“Be daring, be different, be impractical, be anything that will assert integrity of purpose and imaginative vision against the play it safers, the creatures of the common place and the slaves of the ordinary.” Sir Cecil Beaton
On the first date she informed me that she has ADD. Not a problem, I thought, I can live with that. On the second date she says, I think I have Asperger’s Syndrome. Ummmm, I’m not EXACTLY sure what that is, but I’m still okay. On the third date she tells me, I think I MIGHT have Borderline Personality Disorder (which in hindsight is the funniest fckn thing I’ve ever heard). Waitaminute, hold the phone!!! Just give me one second while I consult the Vicky Mendoza Diagonal. Yup, that’s what I thought. You’re not hot enough to be that crazy. I’m afraid you have to leave now.

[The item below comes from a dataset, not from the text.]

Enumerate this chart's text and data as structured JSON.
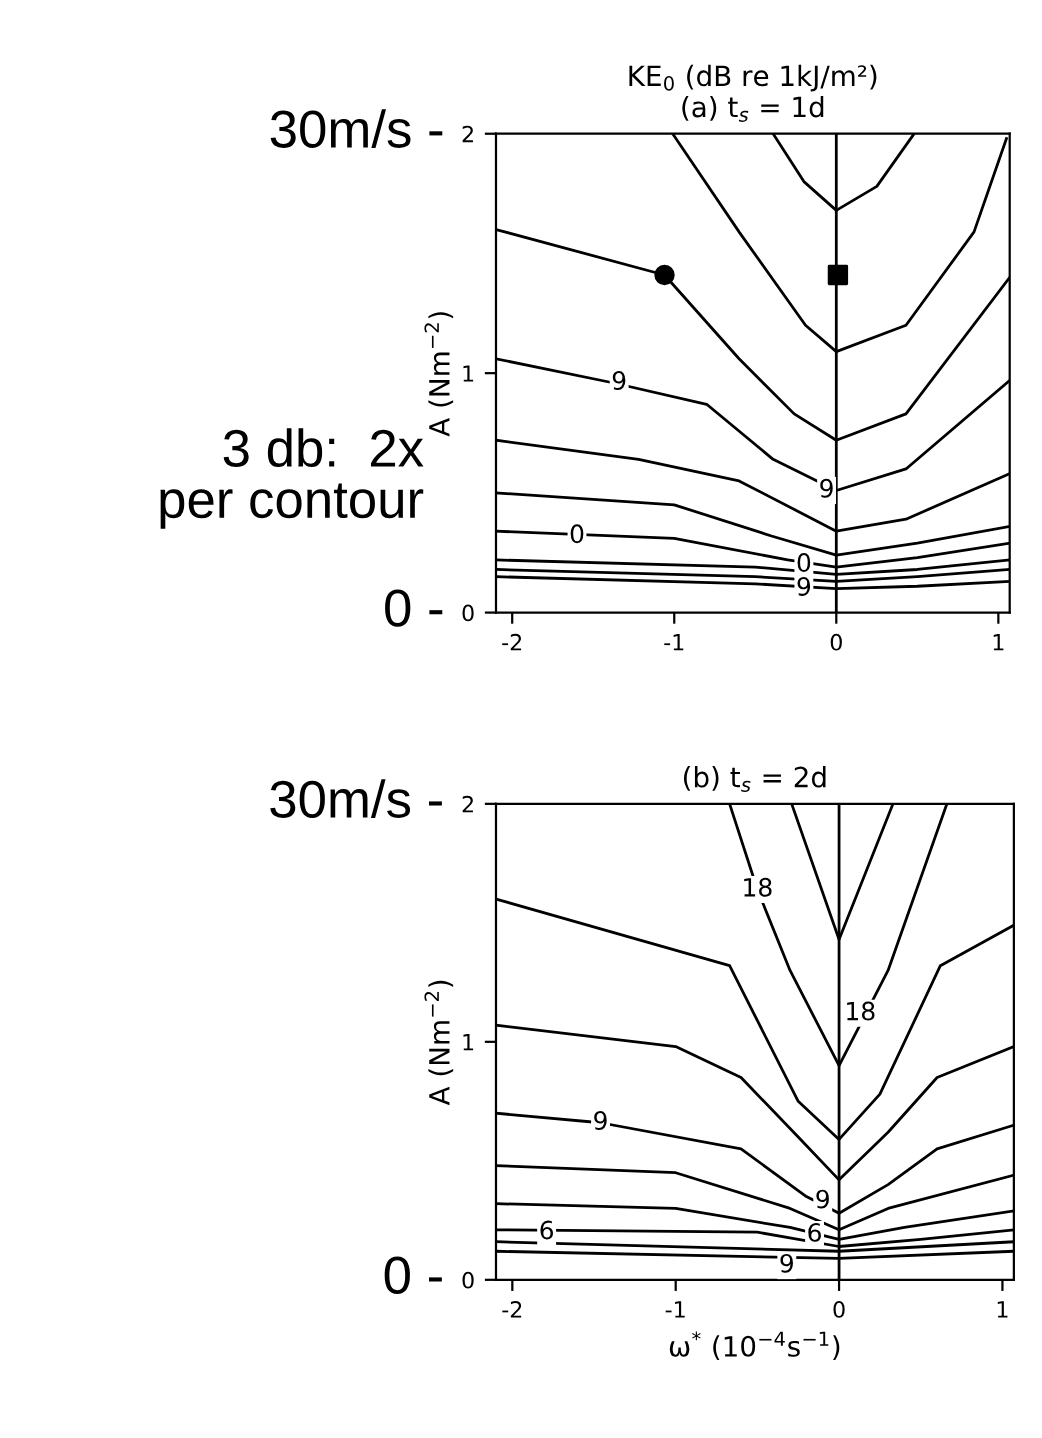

The good news is I tend to gravitate towards these very intelligent, sensible types which provide good advice. The bad news is they also tend to be a little loopy. I once dated a woman who on one hand would provide sage insights on how to deal with difficult coworkers, for example, and then on the other hand wrap a string of magnets around her neck as a prophylactic against The Universe’s negative energy. Baffling. Then there was the engineer who had an extreme fear of bed bugs. In her purse she carried around this spritzer filled with a personal mixture of lemon grass, sage, thyme and fuck-knows-what-else which she would use to spray herself, me and our surrounding area whenever we went out on a date. I was told that this concoction would drive the offending bed bugs away from us. She’d say, would you like some of this, sweetie? Uh no, I’m thinking to myself, I’d rather do a deep probe of my anus and wipe the result under my nose than continue to smell that shit. Instead I asked, is it flammable? She paused. I continued, I mean I don’t want some arse who’s smoking a cigarette to flick an ember on me and then I spontaneously combust. That would seriously fuck up my day. See? Loopy.
I’ve decided that from now on whenever someone asks me what I do for a living I’m going to tell them, ‘I walk the Earth having adventures’. Piloted it on some woman at a bar on Saturday night, but couldn’t keep a straight face when I said it. Will try again though and report back on the responses received.